Meine persönliche Hölle
Kultz-Redaktionsleiter Martin Erdmann fühlt sich oft verstossen, weil er keinen Kaffee trinkt. Deshalb hat er eine Theorie entworfen, um seinen Verzicht moralisch zu untermauern.
Martin Erdmann — 11/08/22, 08:46 AM
Saat des Bösen: Kaffeebohnen (Fotos: Unsplash)
Journalismus ist ein Berufsfeld, in dem man unweigerlich mit Menschen zu tun hat. Als wäre das nicht schon schlimm genug, können unliebsame zwischenmenschliche Kontakte auch noch auf perfide Tageszeiten fallen. Zum Beispiel auf Vormittage. Weil es das Arbeitsrecht bis anhin versäumt hat, Vormittage als gesetzlich gesicherte Schutzzonen für gepflegtes Ausschlafen zu definieren, kann es vorkommen, dass ich aus Gründen der Lohnarbeit irgendwelche Menschen morgens zum Interview zu treffen habe.
Es kommt noch schlimmer. Diese Treffen finden in der Regel in Cafés statt. Denn irgendwie hat es sich in der Geschichte der modernen Zivilisation eingebürgert, dass gewichtige Gespräche zu perfiden Tageszeiten wie dem Vormittag nur im Beisein von Kaffee möglich sind. Aber ich trinke keinen Kaffee und das setzt mich gleich mehreren Problemen aus. Das Schlimmste: Die Verachtung in den Augen meines Gegenübers, wenn ich bei der Bestellung mit allen gesellschaftlichen Konventionen breche und statt Kaffee etwas anderes bestelle.
Kein adäquates Morgengetränk: Bier.
An diese Situation knüpft sogleich das zweite Problem an. Weil ich keinen Kaffee trinke, beschleicht mich auch nie das Verlangen, zu perfiden Zeiten wie dem Vormittag gastronomische Einrichtungen aufzusuchen. Deshalb kenne ich mich in der Welt der morgendlichen Getränke überhaupt nicht aus. Aus Erfahrungswerten von Nachmittagen oder gar Abenden weiss ich, dass zum Beispiel Bier ein verdienstvolles Getränk ist. Doch aus Gründen der Jobsicherung kann ich mir nicht bereits um 10 Uhr morgens Stangen reinorgeln, während das Gegenüber mein koffeinfreies Ich mit kräftigsten Blicken der Geringschätzung traktiert.

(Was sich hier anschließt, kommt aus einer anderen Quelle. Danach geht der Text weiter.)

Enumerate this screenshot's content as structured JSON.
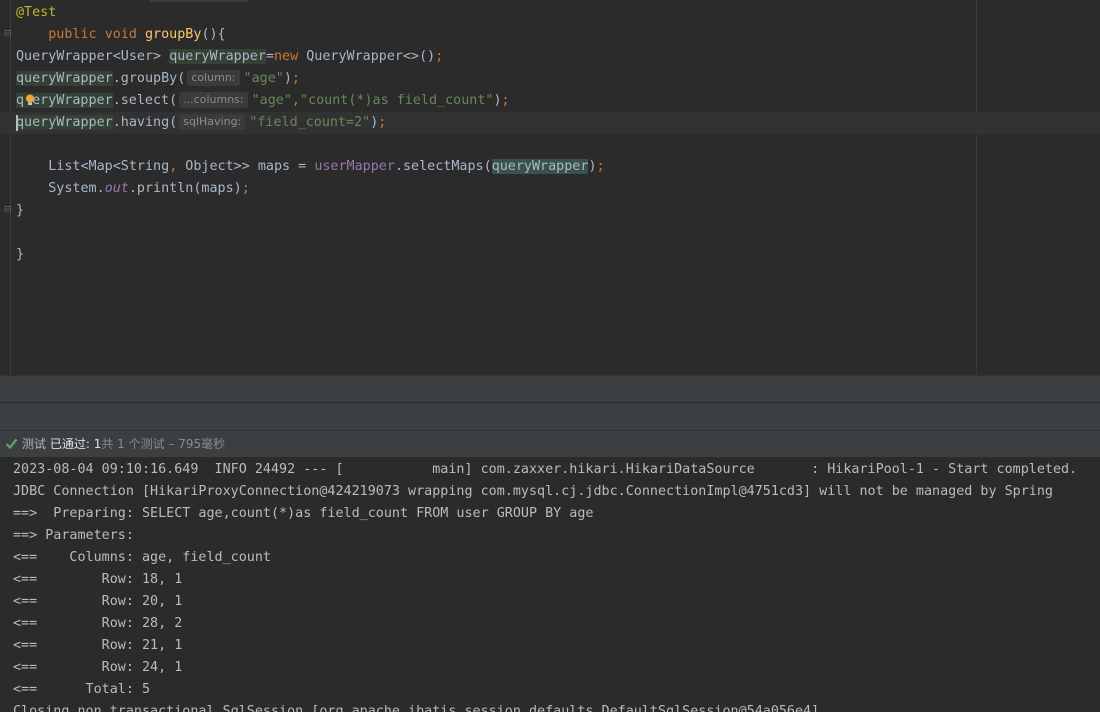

Wegen meines kaffeelosen Lebensstils bin ich also gesellschaftlicher Stigmatisierung ausgesetzt. Wieso füge ich mich nicht einfach dem öffentlichen Druck und trinke Kaffee? Vielleicht, weil mich Koffein in eine nervöse Grundstimmung versetzt. Viel wahrscheinlicher ist jedoch folgende Theorie, die sich wesentlich besser mit meinem Selbstbild vereinbaren lässt: Durch meinen selbstlosen Koffeinverzicht leiste ich einen noblen Beitrag an eine bessere Welt.
Vereinfacht gesagt: Wer Kaffee trinkt, hat Elon Musk gross gemacht.
Das mag zunächst etwas vermessen klingen, ist aber bei genauerer Betrachtung vollumfänglich schlüssig. Schliesslich wird Kaffee primär nur deswegen getrunken, um morgens in die Gänge zu kommen. Es wird also hart verdientes Eigenkapital in etwas investiert, um für die Arbeit fit zu sein, mit der man Eigenkapital anhäuft. Dadurch wird das diabolische Hamsterrad des Turbokapitalismus unaufhörlich am Drehen gehalten.
Vereinfacht gesagt: Wer Kaffee trinkt, hat Elon Musk gross gemacht und trägt Mitschuld an der Wasserprivatisierung durch Nestlé. Meine Kaffeeabstinenz ist also als heroisches Aufbäumen gegen die menschenfeindliche Leistungsgesellschaft zu verstehen.
Flüssige Kette des Kapitalismus: Kaffee.
Natürlich sind perfide Tageszeiten wie der Vormittag völlig ungeeignet, um mein Gegenüber mit solchen unumstösslichen Wahrheiten zu konfrontieren. Aber wenn die verachtenden Blicke sich zu fest in das Seelenwohl graben, mache ich es vielleicht doch einmal. Aber erst nach dem zweiten Bier.